Pressure from all sides

If Jarvis St is not quite part of the Village, it is at least a close relative, the gaybourhood’s rebellious younger brother. Or, to switch metaphors entirely, Jarvis is a release valve — a neighbouring hood with a large queer population, but slightly lower rent.

The strip is rougher around the edges than the Church-Wellesley neighbourhood, but the Jarvis Street Streetscape Improvement, which earned environmental approval early this year, seems bent on changing that.

So far, debate over that plan has focused — relentlessly — on traffic. It’s true that the plan calls for bike lanes, but with only two minutes of added driving time expected during rush hour, it’s not exactly a pedestrian takeover.

Rather, mock-ups imagine Jarvis as a Richard Florida–style “cultural corridor,” anchored by the National Ballet School and Rogers’ headquarters and lined with granite curbs, bronze sidewalk inlays, trees, planters and sidewalk light fixtures.

Local business owners are usually the first to complain about rising rent. But Peter Bochove, whose Spa Excess sits between Church and Jarvis — and, luckily, is locked into a long lease — likes the plan.

“I’m hugely in favour of bicycle paths,” he says. “I also live in the neighbourhood, and I do think having the neighbourhood a bit more cared for is a good thing.”

He doesn’t oppose gentrification in general, but he does worry about the shortage of affordable housing downtown.

“The worrisome thing for me is, where do my customers live, if the rent becomes ridiculous?” he says. “Unless that situation is directly tackled, poverty and homelessness, then all that you’re going to have left downtown is people that have lots and lots of money. And that is frightening. But I don’t think that’s the intent of the plan.”

The environmental assessment calls 19th-century Jarvis St Toronto’s Champs-Elysées: “a tree-lined boulevard of striking mansions belonging to the wealthy and business elite of Toronto.”

Today’s Jarvis is more an expressway than a boulevard, home to a clutter of rental high rises and condos, student housing and what even the Star calls Hooker Harvey’s. Old Arthur McMaster’s place peddles steak to the unimaginative, and Jarvis Collegiate, once Upper Canada College’s main rival, is now a pretty typical public high school.

But as much as Allan Gardens may have seen better days, feudal mansions are a strange model for modern-day Toronto.

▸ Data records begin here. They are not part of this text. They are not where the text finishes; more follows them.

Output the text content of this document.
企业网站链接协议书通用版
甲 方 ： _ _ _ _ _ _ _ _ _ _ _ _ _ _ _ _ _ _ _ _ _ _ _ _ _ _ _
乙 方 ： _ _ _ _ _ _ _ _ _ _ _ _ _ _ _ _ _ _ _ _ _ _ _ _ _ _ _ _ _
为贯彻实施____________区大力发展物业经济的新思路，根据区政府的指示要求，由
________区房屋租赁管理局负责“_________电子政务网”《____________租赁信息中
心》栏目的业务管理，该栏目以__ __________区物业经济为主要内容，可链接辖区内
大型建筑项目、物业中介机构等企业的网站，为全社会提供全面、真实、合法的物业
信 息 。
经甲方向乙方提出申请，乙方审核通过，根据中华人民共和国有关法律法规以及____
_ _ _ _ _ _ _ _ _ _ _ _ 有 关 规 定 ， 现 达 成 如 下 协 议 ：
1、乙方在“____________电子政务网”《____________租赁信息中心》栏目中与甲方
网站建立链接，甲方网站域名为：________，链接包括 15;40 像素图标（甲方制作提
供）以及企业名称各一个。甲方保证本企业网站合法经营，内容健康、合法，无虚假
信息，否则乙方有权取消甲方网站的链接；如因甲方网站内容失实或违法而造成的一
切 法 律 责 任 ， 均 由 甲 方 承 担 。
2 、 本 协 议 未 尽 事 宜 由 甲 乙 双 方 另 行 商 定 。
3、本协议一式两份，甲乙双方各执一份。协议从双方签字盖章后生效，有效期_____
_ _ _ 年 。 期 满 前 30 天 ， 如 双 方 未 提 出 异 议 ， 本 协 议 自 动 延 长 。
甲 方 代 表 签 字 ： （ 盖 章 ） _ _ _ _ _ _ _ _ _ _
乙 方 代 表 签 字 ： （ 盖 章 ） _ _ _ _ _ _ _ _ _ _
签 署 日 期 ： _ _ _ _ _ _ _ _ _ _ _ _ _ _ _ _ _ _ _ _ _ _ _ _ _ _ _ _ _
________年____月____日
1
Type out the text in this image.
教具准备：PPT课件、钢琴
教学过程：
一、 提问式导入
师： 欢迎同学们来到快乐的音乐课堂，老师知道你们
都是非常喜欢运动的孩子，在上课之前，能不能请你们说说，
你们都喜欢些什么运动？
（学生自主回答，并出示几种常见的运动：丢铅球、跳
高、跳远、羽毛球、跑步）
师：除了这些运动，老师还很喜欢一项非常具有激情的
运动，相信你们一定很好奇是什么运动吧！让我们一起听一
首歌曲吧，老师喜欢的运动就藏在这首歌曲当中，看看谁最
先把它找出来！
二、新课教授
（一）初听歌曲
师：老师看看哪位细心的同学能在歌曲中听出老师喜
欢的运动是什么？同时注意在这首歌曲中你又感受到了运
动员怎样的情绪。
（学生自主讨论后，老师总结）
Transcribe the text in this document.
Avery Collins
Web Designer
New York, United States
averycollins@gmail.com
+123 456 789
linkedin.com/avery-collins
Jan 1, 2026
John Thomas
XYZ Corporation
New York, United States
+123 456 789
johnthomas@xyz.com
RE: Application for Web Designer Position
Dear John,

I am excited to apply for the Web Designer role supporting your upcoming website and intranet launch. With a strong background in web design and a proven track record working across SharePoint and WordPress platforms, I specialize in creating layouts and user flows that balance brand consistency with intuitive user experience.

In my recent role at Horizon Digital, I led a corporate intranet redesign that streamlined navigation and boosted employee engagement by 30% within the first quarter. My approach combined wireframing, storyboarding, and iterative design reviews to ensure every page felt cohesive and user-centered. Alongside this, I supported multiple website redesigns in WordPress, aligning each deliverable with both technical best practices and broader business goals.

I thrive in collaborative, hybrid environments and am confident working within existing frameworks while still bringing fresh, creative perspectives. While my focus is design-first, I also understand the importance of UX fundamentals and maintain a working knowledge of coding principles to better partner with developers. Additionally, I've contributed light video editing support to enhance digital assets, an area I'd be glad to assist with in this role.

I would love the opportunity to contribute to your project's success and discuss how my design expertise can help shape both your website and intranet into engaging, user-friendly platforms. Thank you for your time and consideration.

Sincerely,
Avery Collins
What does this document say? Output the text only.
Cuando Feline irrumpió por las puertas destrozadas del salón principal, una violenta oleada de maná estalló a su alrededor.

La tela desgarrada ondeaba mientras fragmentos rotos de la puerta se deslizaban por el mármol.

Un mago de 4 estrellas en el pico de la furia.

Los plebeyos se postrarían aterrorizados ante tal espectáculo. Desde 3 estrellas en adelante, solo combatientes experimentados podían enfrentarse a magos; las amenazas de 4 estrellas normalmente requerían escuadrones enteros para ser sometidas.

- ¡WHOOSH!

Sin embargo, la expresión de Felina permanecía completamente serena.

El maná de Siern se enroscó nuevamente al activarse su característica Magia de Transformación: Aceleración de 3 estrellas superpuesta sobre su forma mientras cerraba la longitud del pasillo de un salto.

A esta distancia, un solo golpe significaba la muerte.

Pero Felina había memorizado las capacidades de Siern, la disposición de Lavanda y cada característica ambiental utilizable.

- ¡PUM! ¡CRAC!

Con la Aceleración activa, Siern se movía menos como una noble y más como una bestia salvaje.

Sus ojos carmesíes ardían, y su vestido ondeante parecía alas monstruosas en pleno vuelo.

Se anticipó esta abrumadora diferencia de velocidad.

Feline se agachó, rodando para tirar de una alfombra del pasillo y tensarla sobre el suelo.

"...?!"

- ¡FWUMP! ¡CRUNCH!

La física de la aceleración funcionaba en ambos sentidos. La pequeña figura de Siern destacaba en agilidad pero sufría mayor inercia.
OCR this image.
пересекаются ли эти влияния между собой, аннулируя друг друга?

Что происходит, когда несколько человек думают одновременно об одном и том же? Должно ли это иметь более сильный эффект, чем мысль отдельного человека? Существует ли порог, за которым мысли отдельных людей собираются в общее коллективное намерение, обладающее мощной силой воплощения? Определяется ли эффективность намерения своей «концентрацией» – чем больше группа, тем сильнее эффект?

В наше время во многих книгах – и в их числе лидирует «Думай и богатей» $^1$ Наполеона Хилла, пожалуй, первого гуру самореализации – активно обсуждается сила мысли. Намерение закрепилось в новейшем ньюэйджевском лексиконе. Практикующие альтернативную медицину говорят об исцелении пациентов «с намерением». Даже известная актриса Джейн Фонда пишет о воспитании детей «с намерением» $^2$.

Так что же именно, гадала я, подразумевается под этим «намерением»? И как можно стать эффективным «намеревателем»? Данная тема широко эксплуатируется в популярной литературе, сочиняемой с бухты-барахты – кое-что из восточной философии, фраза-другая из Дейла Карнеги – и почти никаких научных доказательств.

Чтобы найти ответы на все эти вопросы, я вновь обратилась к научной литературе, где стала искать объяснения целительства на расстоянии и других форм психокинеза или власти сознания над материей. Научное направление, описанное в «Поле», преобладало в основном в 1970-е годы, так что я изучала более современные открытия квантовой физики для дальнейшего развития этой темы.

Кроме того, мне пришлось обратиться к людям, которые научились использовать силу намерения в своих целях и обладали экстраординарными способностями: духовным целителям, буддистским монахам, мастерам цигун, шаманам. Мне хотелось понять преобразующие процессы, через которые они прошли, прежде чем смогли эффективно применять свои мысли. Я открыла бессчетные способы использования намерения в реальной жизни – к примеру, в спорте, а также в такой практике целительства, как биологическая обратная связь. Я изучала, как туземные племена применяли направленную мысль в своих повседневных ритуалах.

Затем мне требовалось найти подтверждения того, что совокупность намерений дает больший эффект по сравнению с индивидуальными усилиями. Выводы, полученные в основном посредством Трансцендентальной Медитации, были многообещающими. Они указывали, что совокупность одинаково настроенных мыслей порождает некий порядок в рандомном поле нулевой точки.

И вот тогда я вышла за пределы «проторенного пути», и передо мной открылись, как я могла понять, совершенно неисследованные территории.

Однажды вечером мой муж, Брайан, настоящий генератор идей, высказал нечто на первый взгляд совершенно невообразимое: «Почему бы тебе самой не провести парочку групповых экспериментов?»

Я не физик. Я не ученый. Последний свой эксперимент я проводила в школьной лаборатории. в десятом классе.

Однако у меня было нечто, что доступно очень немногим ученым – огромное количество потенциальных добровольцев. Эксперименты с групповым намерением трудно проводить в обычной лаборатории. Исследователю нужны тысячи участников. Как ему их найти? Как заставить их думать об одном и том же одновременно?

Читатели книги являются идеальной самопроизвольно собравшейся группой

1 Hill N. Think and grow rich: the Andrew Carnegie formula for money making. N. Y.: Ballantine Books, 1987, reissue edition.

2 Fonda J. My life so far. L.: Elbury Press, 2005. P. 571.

Catherine Nash, a professor of geography at Brock University, wrote her thesis on the Village. Now she studies Queer West, but she is still interested in the stories we tell each other about cities. At “former glory,” her ears prick up.

“In returning [something] to its former glory, former has to have a time period,” she says. “It’s always saturated with class and race, ideas about what that glory looks like.”

Kevin Stolarick, research director at Richard Florida’s Martin Prosperity Institute, admits that further gentrification is the usual result of streetscape renovation, and not just on Jarvis.

“Part of the pressure on Church is because of what’s happening on Yonge. If you do the same thing on Jarvis, it’s going to come from the other side too,” he says.

Stolarick has a more palpable parallel for the Jarvis revitalization, though: the nearly built Spadina Expressway, which, urban fable has it, almost destroyed Chinatown, Kensington Market and the Annex. 

“Jarvis always struck me as odd, in that it wasn’t very much of an urban street; it was an interstate sort of plunked down in the middle there,” he says. “When people fought the Spadina Expressway for so long and so hard, it was because it wasn’t going to do a damn thing for the neighbourhood. It was going to help people in the north of the city.”